List all known URL sources for a given Content URI

Description

List all known URL sources for a given Content URI

Usage

sources(
  id,
  registries = default_registries(),
  cols = c("source", "date"),
  all = TRUE,
  ...
)

Arguments

id

a content identifier

registries

list of registries at which to register the URL

cols

names of columns to keep. Default are source and date. See details.

all

should we query remote registries even if a local source is found? Default TRUE

...

additional arguments

Details

possible columns are (in order): identifier, source, date, size, status, md5, sha1, sha256, sha384, sha512

Value

a data frame with all registration events when a URL or a local path (including the local store) have contained the corresponding content.

See Also

history register store

Examples

id <- paste0("hash://sha256/9412325831dab22aeebdd",
             "674b6eb53ba6b7bdd04bb99a4dbb21ddff646287e37")
sources(id)

List software heritage sources for a content identifier

Description

List software heritage sources for a content identifier

Usage

sources_swh(id, host = "https://archive.softwareheritage.org", ...)

Arguments

id

a content identifier

host

the domain name for the Software Heritage API

...

additional arguments

See Also

sources

Examples

id <- paste0("hash://sha256/9412325831dab22aeebdd",
             "674b6eb53ba6b7bdd04bb99a4dbb21ddff646287e37")
sources_swh(id)

Store files in a local cache

Description

Resources at a specified URL will be downloaded and copied into the local content-based storage. Local paths will simply be copied into local storage. Identical content is not duplicated.

Usage

store(x, dir = content_dir(), algos = default_algos())

Arguments

x

a URL, connection, or file path.

dir

the path we should use for permanent / on-disk storage of the registry. An appropriate default will be selected (also configurable using the environmental variable CONTENTID_HOME), if not specified.

algos

Which algorithms should we compute contentid for? Default "sha256", see details.

Value

the content-based identifier

See Also

retrieve

Examples

# Store & retrieve local file
vostok_co2 <- system.file("extdata", "vostok.icecore.co2",
                          package = "contentid")
 id <- store(vostok_co2)
 retrieve(id)

Add content to the Software Heritage Archival Store

Description

Add content to the Software Heritage Archival Store

Usage

store_swh(
  origin_url,
  host = "https://archive.softwareheritage.org",
  type = "git",
  ...
)

Arguments

origin_url

The url address to a GitHub, GitLab, or other recognized repository origin

host

the domain name for the Software Heritage API

type

software repository type, i.e. "git", "svn"

...

additional arguments

Examples

store_swh("https://github.com/CSSEGISandData/COVID-19")

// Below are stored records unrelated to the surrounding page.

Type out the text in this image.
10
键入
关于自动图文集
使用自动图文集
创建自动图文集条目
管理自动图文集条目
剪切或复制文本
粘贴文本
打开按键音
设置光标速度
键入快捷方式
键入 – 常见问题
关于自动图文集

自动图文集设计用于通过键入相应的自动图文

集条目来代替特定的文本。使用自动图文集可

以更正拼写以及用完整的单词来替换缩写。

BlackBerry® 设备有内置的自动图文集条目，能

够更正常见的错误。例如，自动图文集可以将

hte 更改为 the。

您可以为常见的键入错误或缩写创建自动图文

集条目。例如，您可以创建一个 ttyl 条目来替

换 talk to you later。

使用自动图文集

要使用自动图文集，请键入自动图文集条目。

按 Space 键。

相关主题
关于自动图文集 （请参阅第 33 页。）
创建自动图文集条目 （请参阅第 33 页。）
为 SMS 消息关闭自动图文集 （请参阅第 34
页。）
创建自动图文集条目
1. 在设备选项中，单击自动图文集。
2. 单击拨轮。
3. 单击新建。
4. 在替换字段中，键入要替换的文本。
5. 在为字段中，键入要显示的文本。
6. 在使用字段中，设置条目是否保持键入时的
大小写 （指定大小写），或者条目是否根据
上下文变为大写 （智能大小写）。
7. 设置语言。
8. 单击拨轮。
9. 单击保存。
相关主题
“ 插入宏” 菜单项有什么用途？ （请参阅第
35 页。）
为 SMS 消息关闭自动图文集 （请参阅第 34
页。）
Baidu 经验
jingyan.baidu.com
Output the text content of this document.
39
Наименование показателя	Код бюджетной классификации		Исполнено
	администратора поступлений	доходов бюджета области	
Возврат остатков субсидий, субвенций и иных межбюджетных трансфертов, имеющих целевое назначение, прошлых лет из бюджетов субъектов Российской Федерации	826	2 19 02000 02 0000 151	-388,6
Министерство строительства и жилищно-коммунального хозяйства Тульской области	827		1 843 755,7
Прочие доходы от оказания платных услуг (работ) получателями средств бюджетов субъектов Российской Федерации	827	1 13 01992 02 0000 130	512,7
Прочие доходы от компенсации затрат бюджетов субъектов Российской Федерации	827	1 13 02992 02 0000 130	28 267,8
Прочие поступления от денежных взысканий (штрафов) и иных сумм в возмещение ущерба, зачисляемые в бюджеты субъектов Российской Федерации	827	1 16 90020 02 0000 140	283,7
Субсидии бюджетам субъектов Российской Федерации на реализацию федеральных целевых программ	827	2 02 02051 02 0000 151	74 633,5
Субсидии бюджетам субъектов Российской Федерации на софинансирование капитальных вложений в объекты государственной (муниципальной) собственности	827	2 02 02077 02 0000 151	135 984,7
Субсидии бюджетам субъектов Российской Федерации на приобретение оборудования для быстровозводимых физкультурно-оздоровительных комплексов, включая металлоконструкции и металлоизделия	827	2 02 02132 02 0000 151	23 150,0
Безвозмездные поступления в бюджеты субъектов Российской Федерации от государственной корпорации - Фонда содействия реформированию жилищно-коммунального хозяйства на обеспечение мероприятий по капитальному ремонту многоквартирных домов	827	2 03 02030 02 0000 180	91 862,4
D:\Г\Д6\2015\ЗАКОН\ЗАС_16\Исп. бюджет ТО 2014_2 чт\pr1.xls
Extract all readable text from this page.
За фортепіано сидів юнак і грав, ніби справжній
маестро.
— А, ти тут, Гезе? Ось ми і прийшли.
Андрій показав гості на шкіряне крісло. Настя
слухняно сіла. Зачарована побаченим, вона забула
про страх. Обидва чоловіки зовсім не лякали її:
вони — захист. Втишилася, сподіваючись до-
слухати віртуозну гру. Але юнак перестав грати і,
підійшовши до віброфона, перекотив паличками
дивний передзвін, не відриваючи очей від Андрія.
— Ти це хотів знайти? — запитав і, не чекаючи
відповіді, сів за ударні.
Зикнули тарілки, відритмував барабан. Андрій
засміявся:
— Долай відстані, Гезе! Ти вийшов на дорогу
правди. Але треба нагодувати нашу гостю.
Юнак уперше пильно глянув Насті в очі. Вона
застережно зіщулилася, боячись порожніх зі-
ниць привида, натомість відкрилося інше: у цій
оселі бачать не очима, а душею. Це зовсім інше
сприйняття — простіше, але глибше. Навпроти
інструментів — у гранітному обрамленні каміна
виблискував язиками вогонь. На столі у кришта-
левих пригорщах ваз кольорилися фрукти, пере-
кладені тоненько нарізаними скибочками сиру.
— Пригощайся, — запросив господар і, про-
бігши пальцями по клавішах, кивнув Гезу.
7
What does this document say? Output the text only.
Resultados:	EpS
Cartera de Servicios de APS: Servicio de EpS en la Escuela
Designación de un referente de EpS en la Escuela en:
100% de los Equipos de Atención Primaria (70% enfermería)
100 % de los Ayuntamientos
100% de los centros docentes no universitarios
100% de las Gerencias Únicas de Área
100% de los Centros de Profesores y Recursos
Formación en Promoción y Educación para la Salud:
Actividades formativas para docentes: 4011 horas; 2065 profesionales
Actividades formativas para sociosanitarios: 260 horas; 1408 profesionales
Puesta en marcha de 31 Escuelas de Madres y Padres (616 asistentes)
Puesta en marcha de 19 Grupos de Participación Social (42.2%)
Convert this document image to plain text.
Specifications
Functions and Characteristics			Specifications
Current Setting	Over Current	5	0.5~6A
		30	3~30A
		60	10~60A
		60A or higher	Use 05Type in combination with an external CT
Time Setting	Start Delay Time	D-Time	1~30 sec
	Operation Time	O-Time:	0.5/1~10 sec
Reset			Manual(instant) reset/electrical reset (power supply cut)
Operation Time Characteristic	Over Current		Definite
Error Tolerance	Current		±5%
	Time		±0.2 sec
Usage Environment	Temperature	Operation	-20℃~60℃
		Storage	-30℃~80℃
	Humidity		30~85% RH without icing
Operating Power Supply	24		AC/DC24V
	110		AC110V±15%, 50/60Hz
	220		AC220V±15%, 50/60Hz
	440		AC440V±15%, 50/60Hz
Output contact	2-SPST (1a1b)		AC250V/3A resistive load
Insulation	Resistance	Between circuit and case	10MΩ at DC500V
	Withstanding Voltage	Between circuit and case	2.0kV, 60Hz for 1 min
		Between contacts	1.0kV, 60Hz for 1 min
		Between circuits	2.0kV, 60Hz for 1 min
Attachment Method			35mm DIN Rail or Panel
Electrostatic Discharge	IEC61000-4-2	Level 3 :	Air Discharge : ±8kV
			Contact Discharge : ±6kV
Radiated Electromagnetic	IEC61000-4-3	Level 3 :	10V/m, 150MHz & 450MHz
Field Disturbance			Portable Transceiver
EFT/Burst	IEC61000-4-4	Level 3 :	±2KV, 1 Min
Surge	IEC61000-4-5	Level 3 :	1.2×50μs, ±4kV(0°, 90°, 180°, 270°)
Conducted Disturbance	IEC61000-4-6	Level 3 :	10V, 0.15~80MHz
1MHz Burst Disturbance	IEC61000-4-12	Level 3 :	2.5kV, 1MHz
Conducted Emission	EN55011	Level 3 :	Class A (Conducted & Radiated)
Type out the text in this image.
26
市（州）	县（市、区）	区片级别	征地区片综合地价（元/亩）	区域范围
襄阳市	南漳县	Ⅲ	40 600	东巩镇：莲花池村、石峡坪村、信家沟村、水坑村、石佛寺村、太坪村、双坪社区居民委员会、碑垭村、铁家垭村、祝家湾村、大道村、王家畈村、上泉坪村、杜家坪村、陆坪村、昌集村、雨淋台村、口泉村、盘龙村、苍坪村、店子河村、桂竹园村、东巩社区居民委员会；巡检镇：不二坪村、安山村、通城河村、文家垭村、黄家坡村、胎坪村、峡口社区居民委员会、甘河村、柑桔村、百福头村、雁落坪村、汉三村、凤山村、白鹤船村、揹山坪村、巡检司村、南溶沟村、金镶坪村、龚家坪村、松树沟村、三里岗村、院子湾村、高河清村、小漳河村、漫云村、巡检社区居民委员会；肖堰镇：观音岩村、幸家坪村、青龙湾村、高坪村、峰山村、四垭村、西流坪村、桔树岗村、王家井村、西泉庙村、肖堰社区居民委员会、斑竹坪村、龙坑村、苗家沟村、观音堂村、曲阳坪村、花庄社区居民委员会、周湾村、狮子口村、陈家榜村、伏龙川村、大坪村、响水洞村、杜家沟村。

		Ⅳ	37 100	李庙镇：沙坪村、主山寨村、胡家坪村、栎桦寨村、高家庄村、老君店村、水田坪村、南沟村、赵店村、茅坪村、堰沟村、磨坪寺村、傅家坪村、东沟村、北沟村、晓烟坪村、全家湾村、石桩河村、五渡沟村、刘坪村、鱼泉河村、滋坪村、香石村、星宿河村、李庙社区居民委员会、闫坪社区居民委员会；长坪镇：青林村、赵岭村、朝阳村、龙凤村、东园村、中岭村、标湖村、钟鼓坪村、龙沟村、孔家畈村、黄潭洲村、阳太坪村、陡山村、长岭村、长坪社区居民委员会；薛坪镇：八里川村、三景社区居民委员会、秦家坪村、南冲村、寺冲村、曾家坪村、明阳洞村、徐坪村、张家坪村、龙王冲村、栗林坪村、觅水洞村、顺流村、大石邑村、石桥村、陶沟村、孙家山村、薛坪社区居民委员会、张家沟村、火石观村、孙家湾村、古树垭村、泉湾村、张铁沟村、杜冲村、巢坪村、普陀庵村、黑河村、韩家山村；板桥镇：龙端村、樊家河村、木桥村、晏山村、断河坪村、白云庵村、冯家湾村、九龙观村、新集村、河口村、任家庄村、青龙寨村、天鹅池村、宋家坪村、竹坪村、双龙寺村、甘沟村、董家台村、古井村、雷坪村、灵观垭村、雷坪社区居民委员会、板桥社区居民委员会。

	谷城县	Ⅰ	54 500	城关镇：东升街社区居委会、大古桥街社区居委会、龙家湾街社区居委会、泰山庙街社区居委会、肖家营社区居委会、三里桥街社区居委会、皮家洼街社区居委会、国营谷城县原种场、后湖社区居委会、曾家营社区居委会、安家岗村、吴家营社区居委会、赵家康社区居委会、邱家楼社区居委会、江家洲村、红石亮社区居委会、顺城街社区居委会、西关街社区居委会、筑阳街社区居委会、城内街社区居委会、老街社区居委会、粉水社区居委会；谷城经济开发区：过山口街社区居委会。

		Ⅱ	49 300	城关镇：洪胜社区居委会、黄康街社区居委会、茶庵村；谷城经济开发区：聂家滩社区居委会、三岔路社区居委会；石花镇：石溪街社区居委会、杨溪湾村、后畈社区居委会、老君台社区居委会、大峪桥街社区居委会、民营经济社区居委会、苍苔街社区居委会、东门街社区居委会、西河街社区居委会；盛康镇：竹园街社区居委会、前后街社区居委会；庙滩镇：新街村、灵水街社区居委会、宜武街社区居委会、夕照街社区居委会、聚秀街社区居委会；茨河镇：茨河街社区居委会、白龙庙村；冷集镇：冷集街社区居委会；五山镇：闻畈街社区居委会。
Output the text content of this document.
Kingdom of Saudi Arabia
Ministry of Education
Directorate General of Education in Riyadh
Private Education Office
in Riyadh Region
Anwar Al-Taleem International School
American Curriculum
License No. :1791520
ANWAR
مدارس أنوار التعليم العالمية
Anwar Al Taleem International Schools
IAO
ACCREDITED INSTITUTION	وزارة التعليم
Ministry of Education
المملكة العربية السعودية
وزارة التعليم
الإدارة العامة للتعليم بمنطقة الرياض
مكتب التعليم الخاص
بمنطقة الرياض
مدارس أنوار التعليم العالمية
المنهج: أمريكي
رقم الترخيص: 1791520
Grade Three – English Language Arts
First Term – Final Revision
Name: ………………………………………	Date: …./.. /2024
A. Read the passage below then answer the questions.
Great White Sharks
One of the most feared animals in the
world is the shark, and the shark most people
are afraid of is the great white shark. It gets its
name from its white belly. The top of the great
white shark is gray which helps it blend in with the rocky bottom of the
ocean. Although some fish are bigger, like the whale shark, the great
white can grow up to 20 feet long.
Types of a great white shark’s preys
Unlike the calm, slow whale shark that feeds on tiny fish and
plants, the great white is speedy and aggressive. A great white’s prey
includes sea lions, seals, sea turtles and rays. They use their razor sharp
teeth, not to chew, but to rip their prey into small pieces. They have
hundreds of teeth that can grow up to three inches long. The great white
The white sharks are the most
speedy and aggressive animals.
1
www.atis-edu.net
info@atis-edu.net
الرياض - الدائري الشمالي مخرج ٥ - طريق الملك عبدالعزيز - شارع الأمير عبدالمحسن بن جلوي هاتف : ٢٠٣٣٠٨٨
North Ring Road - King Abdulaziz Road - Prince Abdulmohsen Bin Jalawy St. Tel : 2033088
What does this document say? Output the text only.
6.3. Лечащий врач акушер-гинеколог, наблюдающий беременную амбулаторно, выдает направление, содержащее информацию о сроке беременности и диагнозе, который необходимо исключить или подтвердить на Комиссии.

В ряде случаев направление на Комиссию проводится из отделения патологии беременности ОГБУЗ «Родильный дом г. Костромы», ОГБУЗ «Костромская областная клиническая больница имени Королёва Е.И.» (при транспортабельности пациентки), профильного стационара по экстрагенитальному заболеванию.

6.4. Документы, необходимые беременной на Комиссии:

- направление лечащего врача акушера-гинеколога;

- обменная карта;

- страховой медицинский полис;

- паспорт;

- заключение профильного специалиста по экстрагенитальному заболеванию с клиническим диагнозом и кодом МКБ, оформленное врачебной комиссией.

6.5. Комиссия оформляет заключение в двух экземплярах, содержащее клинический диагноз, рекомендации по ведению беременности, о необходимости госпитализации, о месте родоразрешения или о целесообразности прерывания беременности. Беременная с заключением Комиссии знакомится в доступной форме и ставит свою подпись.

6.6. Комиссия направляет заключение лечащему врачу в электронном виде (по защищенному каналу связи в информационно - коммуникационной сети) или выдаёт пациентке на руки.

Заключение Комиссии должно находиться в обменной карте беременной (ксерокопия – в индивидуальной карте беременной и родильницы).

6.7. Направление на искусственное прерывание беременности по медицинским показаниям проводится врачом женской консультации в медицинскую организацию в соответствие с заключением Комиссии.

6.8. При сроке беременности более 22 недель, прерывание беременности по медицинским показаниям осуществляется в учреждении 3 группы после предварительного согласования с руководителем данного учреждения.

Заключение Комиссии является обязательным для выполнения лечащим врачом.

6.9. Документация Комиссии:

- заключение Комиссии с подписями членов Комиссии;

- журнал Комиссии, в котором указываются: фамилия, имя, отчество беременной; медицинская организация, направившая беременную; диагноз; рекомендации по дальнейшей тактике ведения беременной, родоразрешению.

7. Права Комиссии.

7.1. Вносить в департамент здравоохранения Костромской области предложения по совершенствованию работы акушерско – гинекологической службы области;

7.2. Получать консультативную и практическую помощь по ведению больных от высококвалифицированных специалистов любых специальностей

software heritage rate limit

Description

software heritage rate limit

Usage

swh_ratelimit(verbose = TRUE)

Arguments

verbose

show messages about current rate limits? Software Heritage has a rate limit that can interfere with common queries (resolve sources, register) when large numbers of queries are made. contentid functions will not automatically check against wait limits, but may fall back to other registeries when available.

Value

remaining, total, and time until next reset are invisibly returned as a data.frame.